Les trois militaires ont été jugés, en comparution immédiate, vendredi 7 novembre, devant le même tribunal. Ils étaient accusés d’outrage à magistrat, de coups et blessures et de violences. «Au terme d’un procès auquel nos organisations ont pu assister, ils ont été reconnus coupables et le commandant Diarra a été condamné à 6 mois d’emprisonnement, dont 3 avec sursis, tandis que ses subordonnés ont été condamnés respectivement à 2 et 1 mois», signalent la FIDH, l’OGDH, MDT et AVIPA.

Le Vice-président de la FIDH, Me Drissa Traoré, souligne, de son coté, que «Cette affaire illustre bien qu’il existe toujours en Guinée, particulièrement chez certains éléments des forces de l’ordre, un sentiment d’impunité mêlé d’une faible considération pour la justice, de sorte qu’un commandant peut décider de s’introduire dans le bureau d’un magistrat pour lui intimer de prendre ou de ne pas prendre une décision. Mais elle montre aussi que la situation évolue, car un tel procès n’aurait probablement pas été possible il y a peu. Il faut saluer la réaction des autorités judiciaires».

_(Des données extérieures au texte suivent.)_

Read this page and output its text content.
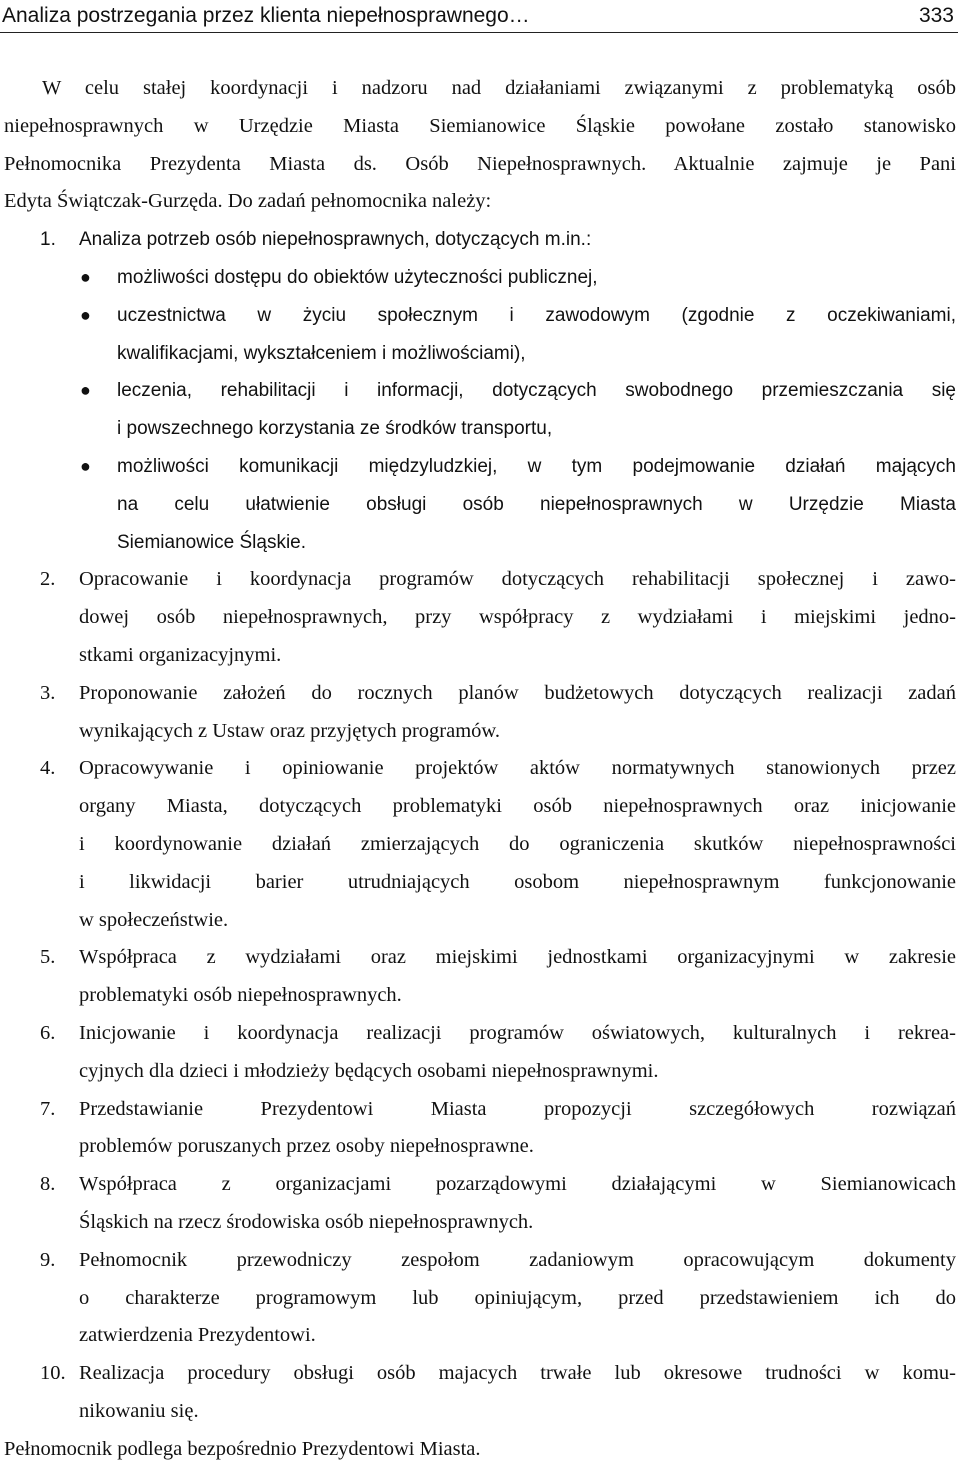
Analiza postrzegania przez klienta niepełnosprawnego…	333

W celu stałej koordynacji i nadzoru nad działaniami związanymi z problematyką osób

niepełnosprawnych w Urzędzie Miasta Siemianowice Śląskie powołane zostało stanowisko

Pełnomocnika Prezydenta Miasta ds. Osób Niepełnosprawnych. Aktualnie zajmuje je Pani

Edyta Świątczak-Gurzęda. Do zadań pełnomocnika należy:

1. Analiza potrzeb osób niepełnosprawnych, dotyczących m.in.:

● możliwości dostępu do obiektów użyteczności publicznej,

● uczestnictwa w życiu społecznym i zawodowym (zgodnie z oczekiwaniami,

kwalifikacjami, wykształceniem i możliwościami),

● leczenia, rehabilitacji i informacji, dotyczących swobodnego przemieszczania się

i powszechnego korzystania ze środków transportu,

● możliwości komunikacji międzyludzkiej, w tym podejmowanie działań mających

na celu ułatwienie obsługi osób niepełnosprawnych w Urzędzie Miasta

Siemianowice Śląskie.

2. Opracowanie i koordynacja programów dotyczących rehabilitacji społecznej i zawo-

dowej osób niepełnosprawnych, przy współpracy z wydziałami i miejskimi jedno-

stkami organizacyjnymi.

3. Proponowanie założeń do rocznych planów budżetowych dotyczących realizacji zadań

wynikających z Ustaw oraz przyjętych programów.

4. Opracowywanie i opiniowanie projektów aktów normatywnych stanowionych przez

organy Miasta, dotyczących problematyki osób niepełnosprawnych oraz inicjowanie

i koordynowanie działań zmierzających do ograniczenia skutków niepełnosprawności

i likwidacji barier utrudniających osobom niepełnosprawnym funkcjonowanie

w społeczeństwie.

5. Współpraca z wydziałami oraz miejskimi jednostkami organizacyjnymi w zakresie

problematyki osób niepełnosprawnych.

6. Inicjowanie i koordynacja realizacji programów oświatowych, kulturalnych i rekrea-

cyjnych dla dzieci i młodzieży będących osobami niepełnosprawnymi.

7. Przedstawianie Prezydentowi Miasta propozycji szczegółowych rozwiązań

problemów poruszanych przez osoby niepełnosprawne.

8. Współpraca z organizacjami pozarządowymi działającymi w Siemianowicach

Śląskich na rzecz środowiska osób niepełnosprawnych.

9. Pełnomocnik przewodniczy zespołom zadaniowym opracowującym dokumenty

o charakterze programowym lub opiniującym, przed przedstawieniem ich do

zatwierdzenia Prezydentowi.

10. Realizacja procedury obsługi osób majacych trwałe lub okresowe trudności w komu-

nikowaniu się.

Pełnomocnik podlega bezpośrednio Prezydentowi Miasta.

On rapporte que les trois éléments du BATA ont été effectivement incarcérés à la Maison centrale d’arrêt de Conakry, vendredi soir. Néanmoins, il semble qu’ils en aient été extraits pendant quelques heures avant d’y être réintégrés. Nos organisations demandent aux autorités judiciaires de garantir une juste application de la peine.

«Nos organisations appellent également les autorités nationales à prendre toutes les mesures nécessaires pour garantir la sécurité des magistrats et le bon exercice de la justice, ainsi que pour garantir le strict respect, par les éléments des forces de l’ordre, de leurs attributions et consignes», souhaitent la FIDH, l’OGDH, MDT et AVIPA.